Why?: A Conversation about Race (Taye Diggs)

Hello, friends! Our book today is Why?: A Conversation about Race, written Taye Diggs and illustrated by Shane Evans, a timely title about racial and social justice.

A series of child characters have complicated questions for their caregivers: “Why are those people shouting?” one asks his father, seeing a group of protesters. “Why are those people crying?” another questions her mother as they pass mourners at a sidewalk memorial. Their caregivers do their best to answer tactfully yet honestly, explaining that their communities are fighting back against systemic oppression and violence. “Oh,” the children reply, before one pair decides to take matters into their own hands.

Racial injustice is obviously a complex topic, especially for a picture book. However, as disenfranchised groups continue to fight for equality and justice, it’s a subject in need of representation in kidlit, especially as kids find themselves with questions about current events. Diggs’s text approaches this conundrum in a bold manner, with varying results. The first half of the story is strikingly powerful, and has the added benefit of giving real-life caregivers a script for dealing with tricky questions their own kids may have. However, when the topic of property destruction comes up, adult readers may have mixed opinions on informing young bookworms that “sometimes buildings must burn”. The resolution has very strong religious overtones that, while appropriately hopeful, also seem to suggest that faith and prayer will be the thing to fix civil unrest. It feels like an odd stance to take, especially after the candidness of the preceding section. Evan’s artwork is flawless, especially in his use of color to suggest both twilight and dawn, endings and beginnings. The length is good for a storytime, but while JJ was very invested, she definitely struggled to grasp the more serious themes. I won’t attempt to speak on the black experience or review this one on the basis of its message to black audiences. However, I will say that it’s worth checking out and deciding for yourself – it’s a book on a complex topic with a realistic yet optimistic tone. Overall, Baby Bookworm approved.
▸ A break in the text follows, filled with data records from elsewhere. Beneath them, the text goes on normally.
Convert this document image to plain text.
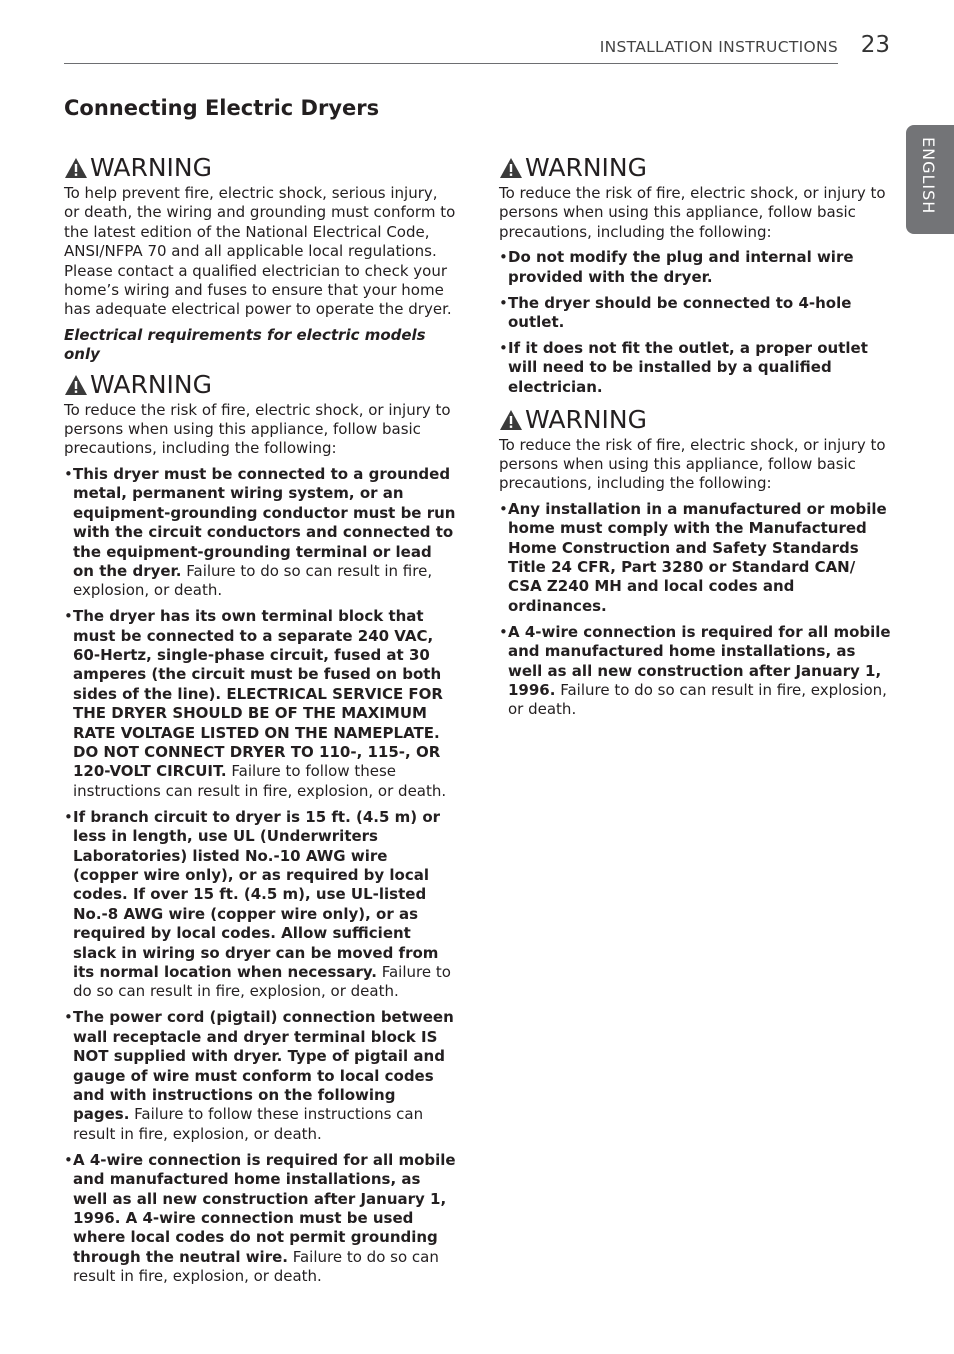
INSTALLATION INSTRUCTIONS 23
ENGLISH
Connecting Electric Dryers
WARNING

To help prevent fire, electric shock, serious injury, or death, the wiring and grounding must conform to the latest edition of the National Electrical Code, ANSI/NFPA 70 and all applicable local regulations. Please contact a qualified electrician to check your home’s wiring and fuses to ensure that your home has adequate electrical power to operate the dryer.

Electrical requirements for electric models only

WARNING

To reduce the risk of fire, electric shock, or injury to persons when using this appliance, follow basic precautions, including the following:

• This dryer must be connected to a grounded metal, permanent wiring system, or an equipment-grounding conductor must be run with the circuit conductors and connected to the equipment-grounding terminal or lead on the dryer. Failure to do so can result in fire, explosion, or death.
• The dryer has its own terminal block that must be connected to a separate 240 VAC, 60-Hertz, single-phase circuit, fused at 30 amperes (the circuit must be fused on both sides of the line). ELECTRICAL SERVICE FOR THE DRYER SHOULD BE OF THE MAXIMUM RATE VOLTAGE LISTED ON THE NAMEPLATE. DO NOT CONNECT DRYER TO 110-, 115-, OR 120-VOLT CIRCUIT. Failure to follow these instructions can result in fire, explosion, or death.
• If branch circuit to dryer is 15 ft. (4.5 m) or less in length, use UL (Underwriters Laboratories) listed No.-10 AWG wire (copper wire only), or as required by local codes. If over 15 ft. (4.5 m), use UL-listed No.-8 AWG wire (copper wire only), or as required by local codes. Allow sufficient slack in wiring so dryer can be moved from its normal location when necessary. Failure to do so can result in fire, explosion, or death.
• The power cord (pigtail) connection between wall receptacle and dryer terminal block IS NOT supplied with dryer. Type of pigtail and gauge of wire must conform to local codes and with instructions on the following pages. Failure to follow these instructions can result in fire, explosion, or death.
• A 4-wire connection is required for all mobile and manufactured home installations, as well as all new construction after January 1, 1996. A 4-wire connection must be used where local codes do not permit grounding through the neutral wire. Failure to do so can result in fire, explosion, or death.
WARNING

To reduce the risk of fire, electric shock, or injury to persons when using this appliance, follow basic precautions, including the following:

• Do not modify the plug and internal wire provided with the dryer.
• The dryer should be connected to 4-hole outlet.
• If it does not fit the outlet, a proper outlet will need to be installed by a qualified electrician.
WARNING

To reduce the risk of fire, electric shock, or injury to persons when using this appliance, follow basic precautions, including the following:

• Any installation in a manufactured or mobile home must comply with the Manufactured Home Construction and Safety Standards Title 24 CFR, Part 3280 or Standard CAN/ CSA Z240 MH and local codes and ordinances.
• A 4-wire connection is required for all mobile and manufactured home installations, as well as all new construction after January 1, 1996. Failure to do so can result in fire, explosion, or death.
(Note: A copy of this book was provided to The Baby Bookworm by the publisher in exchange for an honest review.)

¡Sí, Se Puede!/Yes We Can!: Janitor Strike In L.A. (Diana Cohn)

¡Hola amigos, y feliz cinco de Mayo! To celebrate, we wanted to read a book that recognizes a group of brave Latin-Americans, as well as their language, with the wonderful ¡Sí, Se Puede!/Yes We Can!: Janitor Strike In L.A., written by Diana Cohn and illustrated by Francisco Delgado, the story of the 2000 L.A. janitor’s union strike through the eyes of one Mexican-American family.

Carlos, or Carlitos as his mother calls him, is tucked in every night with her warm words: “Sleep with the angels.” Then his Mamá takes a bus downtown and spends all night cleaning the office buildings. As hard as she works, she still must work two more jobs to make ends meet, and she cannot afford Carlos’s abuelita’s medication. So one night, she sits Carlos down and explains that she and the other janitors in her union are going on strike, demanding fair compensation for all the hard work they do. Carlos supports his mother’s choice, and wishes he could help her. Finding that his classmates also have family members on strike, he knows exactly what to do. Following his mother’s example, he organizes, makes signs, and takes the lead to support the striking workers in their fight for fair pay.

This was a wonderfully moving story about a strike that changed that lives of many disenfranchised workers. Through the events of the strike, Cohn also tells a story of family, community, and the fundamental right to equal pay for equal work. The illustrations are gorgeous, blending the colors and styles of traditional South American art with a modern tale. The length might be stretching it for the littlest readers, but JJ sat through it happily and loved the art. Best of all, the text is presented in both English and Spanish, so readers of all ages and levels of fluency in each can enjoy the story AND connect the two languages to each other. This book is positively fantastic, and we highly recommend it. Definitely Baby Bookworm approved!